Oceanic Nino Index (ONI)

Between El Niño, Neutral and La Niña conditions there are no established linkages. There have been instances of La Niña following El Niño years like 1969-70, 1972-73, 1987-88 and 2009-10. Also, there are few cases on record that observed three consecutive La Niña years like 1973-74-75 and 1998-99-2000. On the other hand, El Niño has the longest history of lasting for 20 months from Oct 2014 to May 2016.

NOAA had issued La Niña watch earlier for the fall and winter of 2017-18 with chances of La Niña event at 55-60%. La Niña watch is issued when conditions are favorable for the development of La Niña with in the next six months. Presently the equatorial sea surface temperatures (SST’s) are below the average across central and eastern Pacific Ocean. La Niña is likely (85-95%) through Northern Hemisphere winters with a transition to ENSO – neutral expected during the spring. Niño indices in the Pacific for the last one month are as in the table.

Nino Index

January data of the Pacific Ocean starts providing initial indicators of health of Monsoon in the subsequent months. However, the credibility of data during February and March suffer due to ‘spring barrier’. More authentic and reliable information towards prediction of Monsoon rains emerge in April.

Just a gentle reminder to refresh our memories, may be at the cost of repetition, El Niño and La Niña bring both the good and bad news for different parts of the globe. While El Niño finds strong linkages with the poor Indian Monsoon rains, the La Niña event could end up ushering bountiful rains during the season.

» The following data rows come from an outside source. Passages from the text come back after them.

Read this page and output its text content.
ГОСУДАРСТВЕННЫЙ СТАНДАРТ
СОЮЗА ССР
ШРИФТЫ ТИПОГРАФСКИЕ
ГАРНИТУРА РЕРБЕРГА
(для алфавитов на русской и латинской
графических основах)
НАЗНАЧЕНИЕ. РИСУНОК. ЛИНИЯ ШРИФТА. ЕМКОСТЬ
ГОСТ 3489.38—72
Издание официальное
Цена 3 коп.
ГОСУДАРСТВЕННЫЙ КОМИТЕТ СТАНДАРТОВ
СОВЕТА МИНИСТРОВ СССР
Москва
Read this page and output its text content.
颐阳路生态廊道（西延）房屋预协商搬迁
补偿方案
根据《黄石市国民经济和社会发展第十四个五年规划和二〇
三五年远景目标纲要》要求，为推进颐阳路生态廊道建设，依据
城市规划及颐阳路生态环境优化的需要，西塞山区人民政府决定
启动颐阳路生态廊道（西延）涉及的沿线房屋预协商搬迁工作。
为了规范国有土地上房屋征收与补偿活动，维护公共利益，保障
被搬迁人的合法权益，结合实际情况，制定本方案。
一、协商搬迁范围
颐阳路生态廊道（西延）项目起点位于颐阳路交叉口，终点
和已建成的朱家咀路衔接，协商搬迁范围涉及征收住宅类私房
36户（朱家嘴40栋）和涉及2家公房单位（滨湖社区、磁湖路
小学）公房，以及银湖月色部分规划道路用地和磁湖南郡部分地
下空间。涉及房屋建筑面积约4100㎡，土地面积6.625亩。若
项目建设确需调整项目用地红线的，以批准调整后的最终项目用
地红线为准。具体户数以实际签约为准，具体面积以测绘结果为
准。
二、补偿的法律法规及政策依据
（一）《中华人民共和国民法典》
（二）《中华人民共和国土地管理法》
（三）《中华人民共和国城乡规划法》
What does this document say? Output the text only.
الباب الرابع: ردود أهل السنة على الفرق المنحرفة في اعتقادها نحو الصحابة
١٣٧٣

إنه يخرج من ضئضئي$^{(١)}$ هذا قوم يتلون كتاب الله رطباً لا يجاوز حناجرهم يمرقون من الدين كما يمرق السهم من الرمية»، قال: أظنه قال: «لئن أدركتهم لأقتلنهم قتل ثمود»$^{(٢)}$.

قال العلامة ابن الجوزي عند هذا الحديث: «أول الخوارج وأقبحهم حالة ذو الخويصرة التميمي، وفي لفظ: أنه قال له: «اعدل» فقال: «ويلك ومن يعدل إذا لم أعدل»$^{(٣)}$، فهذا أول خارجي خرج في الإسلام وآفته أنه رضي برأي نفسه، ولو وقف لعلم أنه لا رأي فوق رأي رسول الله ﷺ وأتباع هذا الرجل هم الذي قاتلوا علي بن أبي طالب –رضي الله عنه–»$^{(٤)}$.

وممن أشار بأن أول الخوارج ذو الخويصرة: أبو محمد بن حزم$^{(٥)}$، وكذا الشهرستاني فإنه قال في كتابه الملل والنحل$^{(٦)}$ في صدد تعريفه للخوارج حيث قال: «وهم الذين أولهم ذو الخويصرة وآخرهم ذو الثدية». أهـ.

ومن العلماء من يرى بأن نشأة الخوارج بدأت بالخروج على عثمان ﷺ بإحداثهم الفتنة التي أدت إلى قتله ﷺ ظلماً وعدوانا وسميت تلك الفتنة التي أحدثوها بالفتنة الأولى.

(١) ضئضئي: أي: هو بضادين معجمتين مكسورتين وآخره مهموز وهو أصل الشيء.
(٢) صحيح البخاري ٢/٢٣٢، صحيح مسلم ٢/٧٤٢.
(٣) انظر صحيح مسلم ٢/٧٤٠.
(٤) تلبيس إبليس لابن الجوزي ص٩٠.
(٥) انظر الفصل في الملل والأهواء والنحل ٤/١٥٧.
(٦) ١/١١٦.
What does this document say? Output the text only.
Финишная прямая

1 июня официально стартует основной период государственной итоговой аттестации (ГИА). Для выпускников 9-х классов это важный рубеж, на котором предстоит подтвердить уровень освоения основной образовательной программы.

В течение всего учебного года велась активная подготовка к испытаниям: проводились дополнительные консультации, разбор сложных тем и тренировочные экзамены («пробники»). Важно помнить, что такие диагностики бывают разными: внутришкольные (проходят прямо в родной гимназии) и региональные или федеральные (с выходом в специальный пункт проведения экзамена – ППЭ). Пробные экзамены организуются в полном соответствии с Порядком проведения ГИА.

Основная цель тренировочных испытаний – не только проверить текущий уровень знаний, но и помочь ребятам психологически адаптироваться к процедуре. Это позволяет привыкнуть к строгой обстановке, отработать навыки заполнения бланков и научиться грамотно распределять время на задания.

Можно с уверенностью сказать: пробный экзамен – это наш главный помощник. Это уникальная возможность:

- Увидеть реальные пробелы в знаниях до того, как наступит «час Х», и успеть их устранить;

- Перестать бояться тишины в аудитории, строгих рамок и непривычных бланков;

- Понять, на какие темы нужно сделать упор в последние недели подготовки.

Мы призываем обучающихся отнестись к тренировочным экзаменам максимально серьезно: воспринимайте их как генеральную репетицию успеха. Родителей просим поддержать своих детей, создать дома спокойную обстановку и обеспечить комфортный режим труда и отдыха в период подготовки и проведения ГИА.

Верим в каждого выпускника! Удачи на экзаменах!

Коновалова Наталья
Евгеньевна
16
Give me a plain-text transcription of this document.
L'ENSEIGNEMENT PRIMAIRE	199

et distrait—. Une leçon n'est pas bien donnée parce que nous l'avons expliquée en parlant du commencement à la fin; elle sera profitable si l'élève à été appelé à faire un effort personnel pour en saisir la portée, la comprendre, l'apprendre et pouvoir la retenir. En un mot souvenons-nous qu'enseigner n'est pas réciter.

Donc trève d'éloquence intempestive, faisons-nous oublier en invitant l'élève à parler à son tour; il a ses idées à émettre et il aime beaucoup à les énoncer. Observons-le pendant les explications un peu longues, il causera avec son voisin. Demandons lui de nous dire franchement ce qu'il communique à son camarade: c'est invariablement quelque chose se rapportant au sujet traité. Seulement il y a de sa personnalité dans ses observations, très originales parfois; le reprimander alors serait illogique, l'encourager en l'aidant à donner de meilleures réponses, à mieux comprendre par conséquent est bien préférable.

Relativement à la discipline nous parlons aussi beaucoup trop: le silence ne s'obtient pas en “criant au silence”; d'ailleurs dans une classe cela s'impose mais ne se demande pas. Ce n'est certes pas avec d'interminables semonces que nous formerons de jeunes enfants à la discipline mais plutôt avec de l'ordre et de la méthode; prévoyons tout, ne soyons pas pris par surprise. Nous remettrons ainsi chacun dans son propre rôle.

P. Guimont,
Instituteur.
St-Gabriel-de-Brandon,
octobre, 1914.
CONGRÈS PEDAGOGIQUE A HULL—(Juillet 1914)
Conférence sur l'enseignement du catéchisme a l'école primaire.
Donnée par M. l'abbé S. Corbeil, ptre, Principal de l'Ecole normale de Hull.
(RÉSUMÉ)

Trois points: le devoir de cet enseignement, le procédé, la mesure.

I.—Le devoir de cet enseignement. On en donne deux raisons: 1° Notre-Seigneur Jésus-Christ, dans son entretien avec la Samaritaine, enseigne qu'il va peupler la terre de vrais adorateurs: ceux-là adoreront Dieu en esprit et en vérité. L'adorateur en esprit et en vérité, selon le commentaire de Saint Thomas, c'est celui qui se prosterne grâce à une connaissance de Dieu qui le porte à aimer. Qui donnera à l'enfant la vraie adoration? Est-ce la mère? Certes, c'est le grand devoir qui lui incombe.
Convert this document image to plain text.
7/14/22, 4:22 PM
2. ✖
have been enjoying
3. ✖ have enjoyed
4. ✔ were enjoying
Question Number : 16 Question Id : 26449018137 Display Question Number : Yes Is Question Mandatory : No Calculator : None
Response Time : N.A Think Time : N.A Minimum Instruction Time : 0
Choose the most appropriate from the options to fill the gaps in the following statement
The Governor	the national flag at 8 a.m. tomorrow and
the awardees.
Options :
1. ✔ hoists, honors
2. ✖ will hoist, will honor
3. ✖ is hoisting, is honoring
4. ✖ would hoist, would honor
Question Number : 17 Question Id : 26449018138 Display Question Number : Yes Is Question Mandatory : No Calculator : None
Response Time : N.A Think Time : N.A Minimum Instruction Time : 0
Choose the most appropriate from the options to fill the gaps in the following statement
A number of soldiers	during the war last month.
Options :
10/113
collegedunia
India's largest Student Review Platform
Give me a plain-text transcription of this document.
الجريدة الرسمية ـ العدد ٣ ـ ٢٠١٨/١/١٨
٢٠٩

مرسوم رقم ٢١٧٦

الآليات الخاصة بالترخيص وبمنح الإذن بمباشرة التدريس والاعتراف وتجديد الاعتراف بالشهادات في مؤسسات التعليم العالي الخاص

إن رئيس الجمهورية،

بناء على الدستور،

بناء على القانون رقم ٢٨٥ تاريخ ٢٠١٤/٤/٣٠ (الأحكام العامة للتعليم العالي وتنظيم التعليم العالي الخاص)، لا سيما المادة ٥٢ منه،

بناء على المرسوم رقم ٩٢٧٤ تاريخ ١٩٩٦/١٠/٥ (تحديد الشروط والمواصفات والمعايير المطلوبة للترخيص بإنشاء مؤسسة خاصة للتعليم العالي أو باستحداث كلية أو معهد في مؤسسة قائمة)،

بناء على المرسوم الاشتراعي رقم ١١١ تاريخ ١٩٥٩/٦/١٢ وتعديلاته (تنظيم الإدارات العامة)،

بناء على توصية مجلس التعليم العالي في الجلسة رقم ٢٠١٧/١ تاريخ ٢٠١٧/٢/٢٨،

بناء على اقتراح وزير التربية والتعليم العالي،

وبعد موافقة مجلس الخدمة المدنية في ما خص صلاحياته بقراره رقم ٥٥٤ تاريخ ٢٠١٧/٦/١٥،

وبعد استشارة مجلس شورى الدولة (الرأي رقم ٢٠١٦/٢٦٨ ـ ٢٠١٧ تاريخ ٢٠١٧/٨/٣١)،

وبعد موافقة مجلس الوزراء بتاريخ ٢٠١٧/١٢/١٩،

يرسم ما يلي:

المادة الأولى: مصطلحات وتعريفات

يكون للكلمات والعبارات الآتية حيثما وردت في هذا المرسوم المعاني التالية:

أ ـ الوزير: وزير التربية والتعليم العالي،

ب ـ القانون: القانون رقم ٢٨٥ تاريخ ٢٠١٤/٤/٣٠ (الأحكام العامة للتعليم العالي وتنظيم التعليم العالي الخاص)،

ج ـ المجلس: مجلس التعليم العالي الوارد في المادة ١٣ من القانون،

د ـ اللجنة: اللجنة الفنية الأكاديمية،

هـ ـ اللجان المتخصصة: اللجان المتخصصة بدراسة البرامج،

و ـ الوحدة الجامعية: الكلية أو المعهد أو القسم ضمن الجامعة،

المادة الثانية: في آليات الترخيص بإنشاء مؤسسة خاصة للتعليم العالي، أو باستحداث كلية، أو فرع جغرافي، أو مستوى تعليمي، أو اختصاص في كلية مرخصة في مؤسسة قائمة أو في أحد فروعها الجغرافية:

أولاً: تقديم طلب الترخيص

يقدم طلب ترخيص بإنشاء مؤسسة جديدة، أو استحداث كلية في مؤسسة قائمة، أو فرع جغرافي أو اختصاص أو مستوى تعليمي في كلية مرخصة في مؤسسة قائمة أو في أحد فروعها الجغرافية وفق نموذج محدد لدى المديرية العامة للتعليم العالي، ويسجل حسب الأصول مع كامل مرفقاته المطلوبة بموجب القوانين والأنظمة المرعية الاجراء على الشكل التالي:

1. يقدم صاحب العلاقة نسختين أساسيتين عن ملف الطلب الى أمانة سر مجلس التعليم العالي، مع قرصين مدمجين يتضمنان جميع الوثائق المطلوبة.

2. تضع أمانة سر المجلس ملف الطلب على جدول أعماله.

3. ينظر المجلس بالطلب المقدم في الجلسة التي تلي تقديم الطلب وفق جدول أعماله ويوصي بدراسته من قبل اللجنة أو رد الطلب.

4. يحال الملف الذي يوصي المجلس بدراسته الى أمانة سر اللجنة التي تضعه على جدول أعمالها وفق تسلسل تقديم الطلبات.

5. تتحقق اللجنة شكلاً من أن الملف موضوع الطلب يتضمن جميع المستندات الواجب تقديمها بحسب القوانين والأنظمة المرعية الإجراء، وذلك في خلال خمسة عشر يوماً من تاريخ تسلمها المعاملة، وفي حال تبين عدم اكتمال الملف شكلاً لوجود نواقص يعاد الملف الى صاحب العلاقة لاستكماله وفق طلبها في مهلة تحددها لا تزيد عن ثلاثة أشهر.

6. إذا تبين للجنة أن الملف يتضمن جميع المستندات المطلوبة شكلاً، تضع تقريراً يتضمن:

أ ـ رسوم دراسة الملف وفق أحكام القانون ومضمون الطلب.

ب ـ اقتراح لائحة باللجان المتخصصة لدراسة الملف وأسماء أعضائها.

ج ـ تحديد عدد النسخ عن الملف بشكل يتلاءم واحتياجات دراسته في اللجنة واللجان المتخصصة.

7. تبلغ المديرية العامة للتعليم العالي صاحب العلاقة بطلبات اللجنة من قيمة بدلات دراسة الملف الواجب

Strong El Niño, in general, results in shadow of dampening rains for the Southeast Asia, including drought in some pockets. El Niño event also brings relief from the drought conditions over the far west in United State including California. This mischievous event reduces the number of hurricanes in the tropical Atlantic, Caribbean Sea and Gulf of Mexico. La Niña could bring more cheers than the grief around the globe.